I thought about that... I really thought about it. 
Then I thought about it some more and decided to table my feelings on that, because it made me feel like ABSOLUTE. SHIT.

Eventually we decided to go to sleep because it was late, and I invited him back into the bed. Because I wanted to confirm my feelings and quite frankly his feelings. We didn't plan on having sex, but I wanted to see if the intimacy was still there. Mind you I was drunk and depressed as fuck by that point in time, so he brought me to the bed and then brought me extra blankets. When I woke up at 4:45 this morning, he wasn't there next to me. He had stayed on the couch.

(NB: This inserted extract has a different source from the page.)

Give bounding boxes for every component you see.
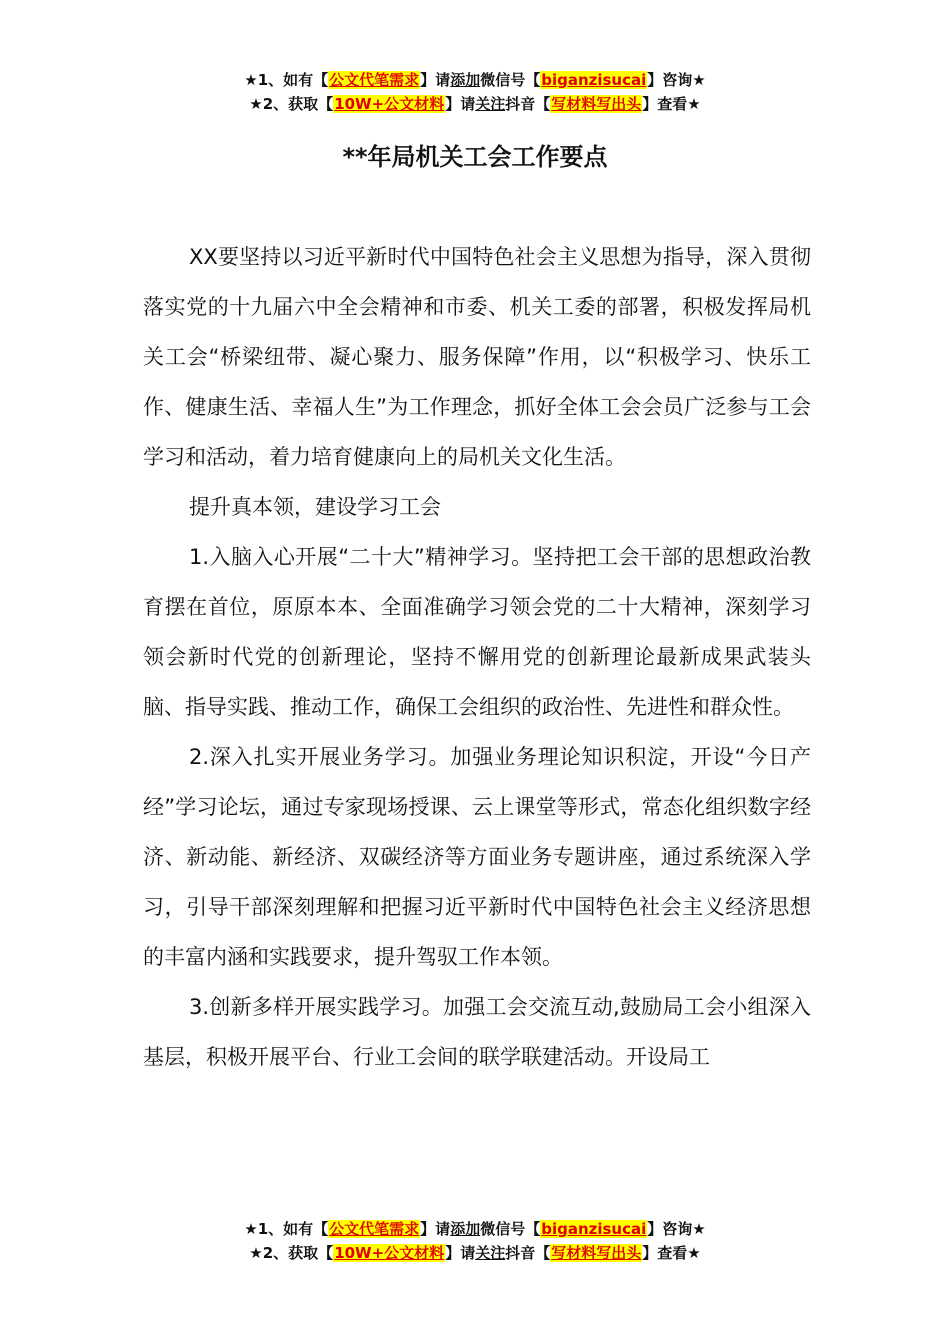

That, to me, spoke VOLUMES. But I couldn't understand the message. So I went and woke him up and asked him. He looks at me and pulls me towards him to lay down on the 1/3 of the couch that was left. Seemingly like he was just trying to appease me. I stayed there for about . 2 seconds then went back to the bed to sulk and sleep. But I couldn't my mind had already opened the door for anxiety to creep it's way in. and I NEEDED fucking answers. So I went to wake him up again. This time when he tried the same tactic I pulled away. Then he said this jewel: "I didn't want you to feel hurt". >.>
I thought about that. I really thought about it.
and it hurt more than anything could. Because that means he believed the intimacy would create expectations in my mind that he could not fulfill. (maybe, this is my interpretation, but most importantly this how the message felt when it ripped a black hole in my chest).

It was then that I realized that he really did feel trapped by the idea that he couldn't be himself in the relationship or rather he had to be exclusive in the relationship. He doesn't come from a family of "relationships" so the idea was new and uncomfortable to him. So he probably rejected it in the back of his mind. I never realized he felt like this, but it would explain a lot. I actually completely understand and although I was initially angry (I seriously have gone through ALL stages of grief with this one..) I'm not incapable of putting myself in his shoes.

What I am incapable of doing is being the "main" amongst a bunch of others.
And I can't hold him back from finding what works for him. [fucking Coldplay - Fix You is playing right now and I'm losing my shit]

So I think I'm going to break up. At this point in time I've asked him to leave. I'll post the letter after this one (I think I've figured out how to do that properly). And I'll have to take things one day at a time. So much for my happy, so much for my love. I guess I'm just not enough for anyone.